A complimentary warm ipe wood, alluding to the softer interiors of the house, clads the cuts. The private functions, comprised of the bedrooms upstairs and the guesthouse on the main level, bridge across a covered breezeway creating an outdoor room with a view corridor to the woods and access to the main and guest house entrances. The public functions move through a series of low and tall spaces culminating in a double height sky-lit space that provides shifting light patterns throughout the day. A series of site walls, carefully nestled into the steep lot, cascade down the front hill from the street to create a terraced entrance garden that becomes the exposed foundation of the house.
Heritage House
The design concept of this project was to place the public functions of the home on the upper levels to maximize the views of the forest. The house converts into a dance studio for Argentinean Milongas (Tango dancing). The private functions of the house; bedrooms and bathrooms were placed on the lower level with access to a private courtyard and reusing an existing retaining stone retaining wall.
Juniper & 10th Street
This project was based on a public and private partnership formed to improve affordable housing options in Midtown Atlanta.

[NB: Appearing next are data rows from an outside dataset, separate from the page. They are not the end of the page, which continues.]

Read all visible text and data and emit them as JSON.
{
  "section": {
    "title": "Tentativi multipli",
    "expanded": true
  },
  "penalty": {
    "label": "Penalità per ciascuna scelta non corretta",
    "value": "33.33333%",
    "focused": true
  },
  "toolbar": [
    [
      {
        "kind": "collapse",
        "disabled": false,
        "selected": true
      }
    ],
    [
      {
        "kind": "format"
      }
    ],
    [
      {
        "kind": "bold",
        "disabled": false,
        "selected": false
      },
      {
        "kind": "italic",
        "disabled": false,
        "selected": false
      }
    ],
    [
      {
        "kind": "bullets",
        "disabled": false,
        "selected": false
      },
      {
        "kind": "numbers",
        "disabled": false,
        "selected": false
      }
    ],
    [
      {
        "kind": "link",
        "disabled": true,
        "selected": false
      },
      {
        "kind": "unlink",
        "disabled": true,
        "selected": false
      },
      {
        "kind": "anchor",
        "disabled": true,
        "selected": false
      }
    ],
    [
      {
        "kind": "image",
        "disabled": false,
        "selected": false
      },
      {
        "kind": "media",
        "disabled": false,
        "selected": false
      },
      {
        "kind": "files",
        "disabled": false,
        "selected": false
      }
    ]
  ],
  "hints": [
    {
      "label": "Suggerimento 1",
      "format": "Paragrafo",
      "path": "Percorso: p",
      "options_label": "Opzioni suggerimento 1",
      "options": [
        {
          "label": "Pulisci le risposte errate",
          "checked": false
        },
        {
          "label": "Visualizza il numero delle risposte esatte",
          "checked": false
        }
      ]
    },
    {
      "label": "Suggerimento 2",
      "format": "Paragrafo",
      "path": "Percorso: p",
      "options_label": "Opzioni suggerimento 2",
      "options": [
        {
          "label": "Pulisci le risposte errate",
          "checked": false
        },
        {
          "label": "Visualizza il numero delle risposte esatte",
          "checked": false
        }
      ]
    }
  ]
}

After providing an affordable housing option for senior and special-needs residents of Midtown Atlanta for over four decades, Tenth & Juniper High Rise received a major update in 2017.
Located at the highly-trafficked intersection of Tenth and Juniper Streets, the existing 0.7 acre site suffered from an excess of curb cuts, creating unfriendly and confusing pedestrian access for both residents and visitors. Use of the main entrance and accessible parking spaces required navigation of ad-hoc ramps and sidewalks. New work included the removal of two curb cuts from Juniper Street, creating an opportunity for a new outdoor amenity area for building residents. Upgrades to the main entry include the replacement of existing ramps and sidewalks with user-friendly walks, ramps and the construction of a new front porch. These renovations improve access for both residents and visitors.
Interior work included renewal of all 149 one-bedroom apartments to include new lighting, finishes, plumbing fixtures, appliances and air-conditioning systems; installation of an energy-efficient facade system; and upgraded tenant amenities. Installation of new windows and exterior finishes brought an updated appearance to the building’s exterior while preserving key architectural features such as exposed cast-in-place concrete walls. The removal of an underutilized driveway made room for a new exterior porch adjacent to community spaces on the main level.